Module corpus_quality

Module corpus_quality 

Source
Expand description

Composite corpus-quality metric.

Combines four sub-scores into one tuner objective, each in [0, 1]:

  1. EVR — variance explained by the projection. Pulled from SphereQLPipeline::explained_variance_ratio. Already in [0, 1].

  2. Bridge coherence — delegates to crate::quality_metric::BridgeCoherence, so the sub-score is bit-identical to the standalone metric, including its neutral-when-no-Genuine floor (BRIDGE_COHERENCE_NEUTRAL).
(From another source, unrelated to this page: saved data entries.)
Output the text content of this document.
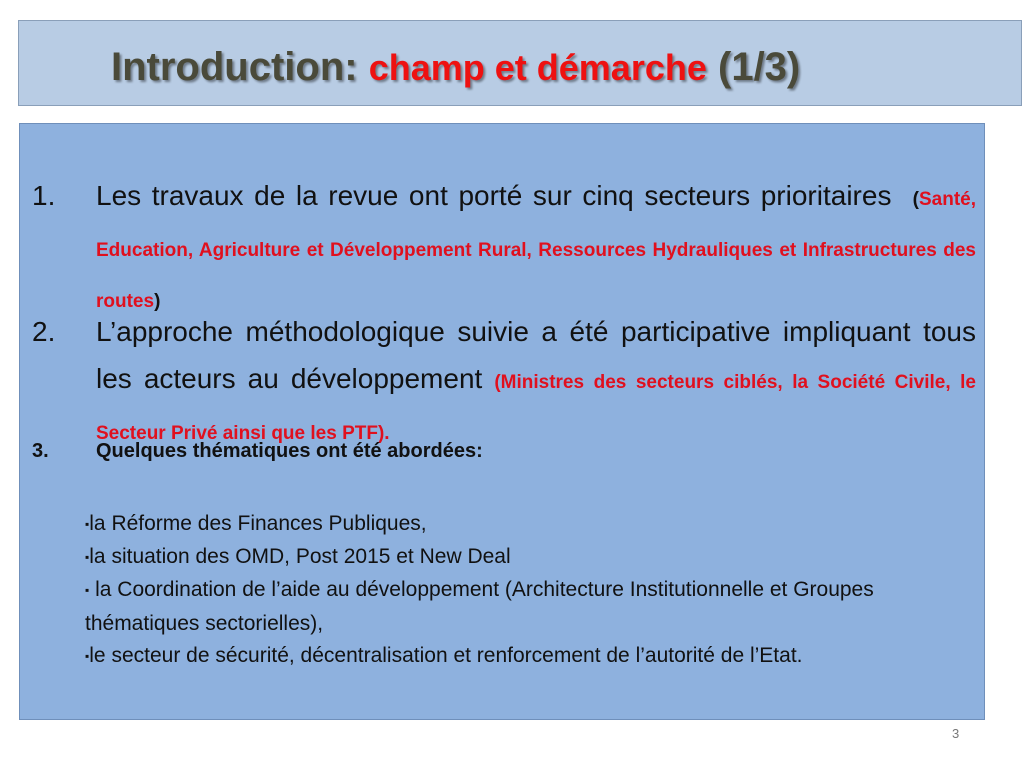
Introduction: champ et démarche (1/3)
1. Les travaux de la revue ont porté sur cinq secteurs prioritaires (Santé, Education, Agriculture et Développement Rural, Ressources Hydrauliques et Infrastructures des routes)
2. L’approche méthodologique suivie a été participative impliquant tous les acteurs au développement (Ministres des secteurs ciblés, la Société Civile, le Secteur Privé ainsi que les PTF).
3. Quelques thématiques ont été abordées:
▪la Réforme des Finances Publiques,
▪la situation des OMD, Post 2015 et New Deal
▪ la Coordination de l’aide au développement (Architecture Institutionnelle et Groupes thématiques sectorielles),
▪le secteur de sécurité, décentralisation et renforcement de l’autorité de l’Etat.
3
The floor matters here: under BridgeConfig::min_evr_for_classification, low-EVR corpora have zero Genuine bridges, and a raw genuine/total would pin this 0.30-weighted term at 0 — freezing the self-tune objective on exactly the bulk corpora it exists for.

  3. Curvature health — corpus mean of 1 - clamp(|mean_excess_z|, 0, 1) across the per-category curvature signatures returned by curvature_analysis. Categories whose centroids sit close to the corpus-wide spherical-excess regime score near 1; outliers drag the score toward 0.

  4. Category balance — Shannon entropy of category sizes, normalized to [0, 1] against log2(n_categories). Tracks how evenly concepts are distributed across categories.

Default weights (sum = 1):

quality = 0.30 * EVR
        + 0.30 * bridge_coherence
        + 0.20 * curvature_health
        + 0.20 * category_balance

Weights are configurable via CorpusQualityWeights; the metric normalizes by their sum, so they do not need to total 1. The metric is deterministic for a given pipeline.

Structs§

CorpusQuality
Composite metric: a single tuner-friendly score that fuses EVR, bridge coherence, curvature health, and category balance.
CorpusQualityBreakdown
Per-axis sub-scores for one CorpusQuality::score call. Returned via CorpusQuality::last_breakdown so tuner reports and dashboards can attribute the composite to its components.
CorpusQualityWeights
Weights for the four sub-scores. Must be finite, non-negative, and not all zero. They do NOT need to sum to 1 — CorpusQuality normalizes by their sum at score time.